Italy's anti-establishment Five Star Movement is embroiled in a money scandal that could threaten its standing as favourite in elections early next month after campaigning on an anti-corruption platform.
Around 10 M5S lawmakers have been accused of reneging on an obligation to pay half their salaries into a fund for small and medium-sized businesses.
Party leader and potential future prime minister Luigi Di Maio, 31, has vowed to "root out bad apples" in the party, which has enjoyed a meteoric rise in popularity ahead of the March 4 polls.
The party has campaigned on eradicating the scourge of corruption from Italian politics.
Media reports say the entrepreneur fund is short by more than 1.0 million euros ($1.2 million), if Five Star MEPs are included in the calculations.
The MPs in question reportedly used a ruse by which their transfers of money into the fund showed up on a website created for transparency -- only to cancel the transfers within 24 hours.
Following the revelations, the dapper Di Maio said he had asked two MPs who admitted their "mistake", to repay the money, and to step down if they are reelected.
But he said: "In a normal country the news would be that the Five Star Movement has donated 23.1 million euros from their salaries, money that has helped to launch 7,000 companies and employ 14,000 workers."

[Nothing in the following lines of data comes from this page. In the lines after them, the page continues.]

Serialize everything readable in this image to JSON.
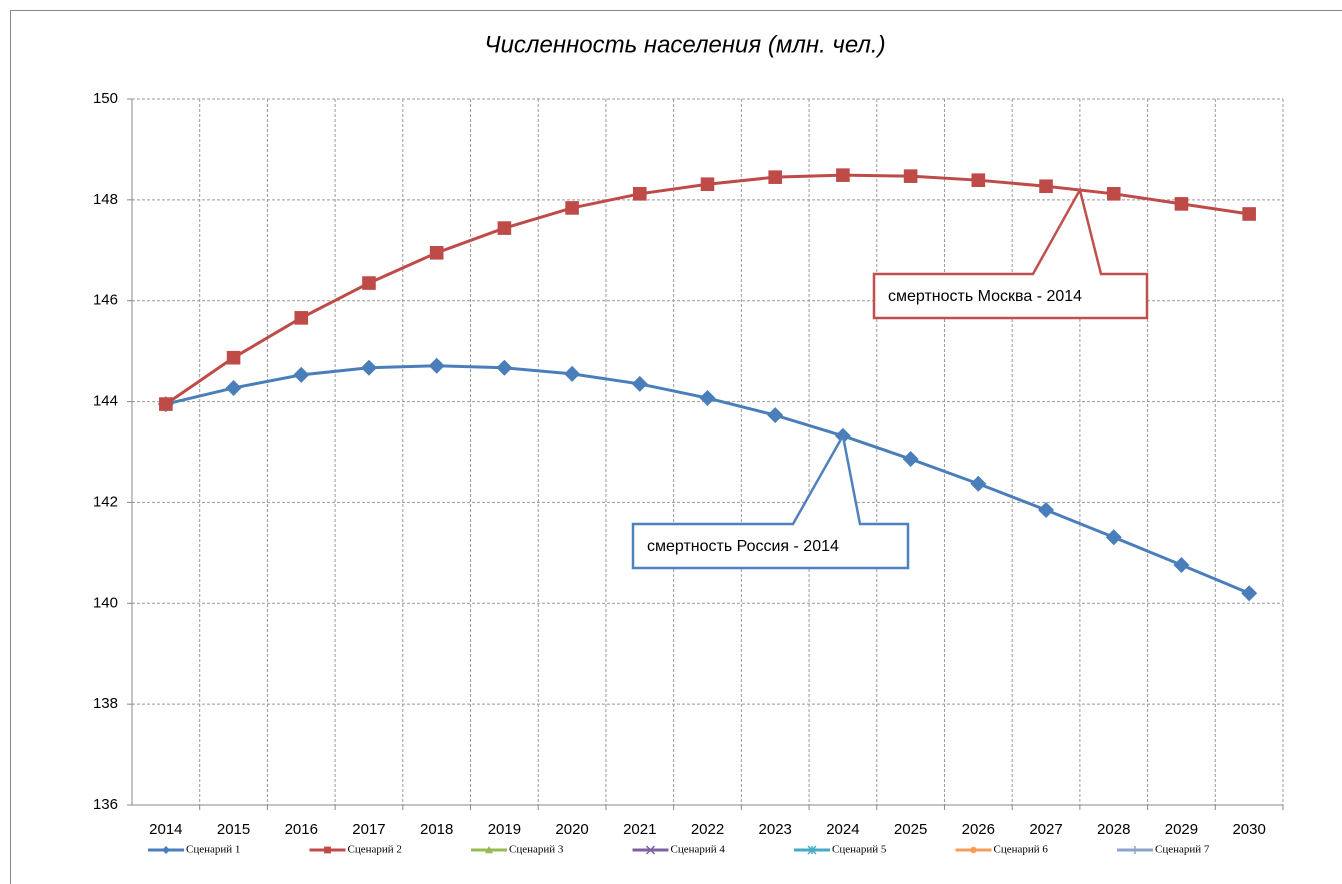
{
  "chart_data": {
    "type": "line",
    "title": "Численность населения (млн. чел.)",
    "categories": [
      "2014",
      "2015",
      "2016",
      "2017",
      "2018",
      "2019",
      "2020",
      "2021",
      "2022",
      "2023",
      "2024",
      "2025",
      "2026",
      "2027",
      "2028",
      "2029",
      "2030"
    ],
    "series": [
      {
        "name": "Сценарий 1",
        "color": "#4a7ebb",
        "marker": "diamond",
        "values": [
          143.95,
          144.27,
          144.53,
          144.67,
          144.71,
          144.67,
          144.55,
          144.35,
          144.07,
          143.73,
          143.32,
          142.86,
          142.37,
          141.85,
          141.31,
          140.76,
          140.2
        ]
      },
      {
        "name": "Сценарий 2",
        "color": "#be4b48",
        "marker": "square",
        "values": [
          143.95,
          144.87,
          145.66,
          146.35,
          146.95,
          147.44,
          147.84,
          148.12,
          148.31,
          148.45,
          148.49,
          148.47,
          148.39,
          148.27,
          148.12,
          147.92,
          147.72
        ]
      },
      {
        "name": "Сценарий 3",
        "color": "#98b954",
        "marker": "triangle",
        "values": [
          null,
          null,
          null,
          null,
          null,
          null,
          null,
          null,
          null,
          null,
          null,
          null,
          null,
          null,
          null,
          null,
          null
        ]
      },
      {
        "name": "Сценарий 4",
        "color": "#7d60a0",
        "marker": "x",
        "values": [
          null,
          null,
          null,
          null,
          null,
          null,
          null,
          null,
          null,
          null,
          null,
          null,
          null,
          null,
          null,
          null,
          null
        ]
      },
      {
        "name": "Сценарий 5",
        "color": "#46aac5",
        "marker": "star",
        "values": [
          null,
          null,
          null,
          null,
          null,
          null,
          null,
          null,
          null,
          null,
          null,
          null,
          null,
          null,
          null,
          null,
          null
        ]
      },
      {
        "name": "Сценарий 6",
        "color": "#f59d56",
        "marker": "circle",
        "values": [
          null,
          null,
          null,
          null,
          null,
          null,
          null,
          null,
          null,
          null,
          null,
          null,
          null,
          null,
          null,
          null,
          null
        ]
      },
      {
        "name": "Сценарий 7",
        "color": "#8ea5cb",
        "marker": "plus",
        "values": [
          null,
          null,
          null,
          null,
          null,
          null,
          null,
          null,
          null,
          null,
          null,
          null,
          null,
          null,
          null,
          null,
          null
        ]
      }
    ],
    "ylim": [
      136,
      150
    ],
    "yticks": [
      136,
      138,
      140,
      142,
      144,
      146,
      148,
      150
    ],
    "grid": true,
    "legend": "bottom",
    "annotations": [
      {
        "text": "смертность Россия - 2014",
        "color": "#4f81bd"
      },
      {
        "text": "смертность Москва - 2014",
        "color": "#c0504d"
      }
    ]
  }
}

Former leftist prime minster Matteo Renzi, who is vying to regain the top spot, was quick to criticise the movement Tuesday.
"Many of us have been laughed at, made to look like a laughing stock on social networks by the Five Star Movement. They said: 'We are honest, we are the only honest ones'," Renzi said.
"This is not the case. The Five Star Movement is like all the others."
Although M5S is the leading single party in voter surveys, the polls indicate that a coalition between the centre-right opposition Forza Italia party and far-right, anti-immigrant groups could end up in government.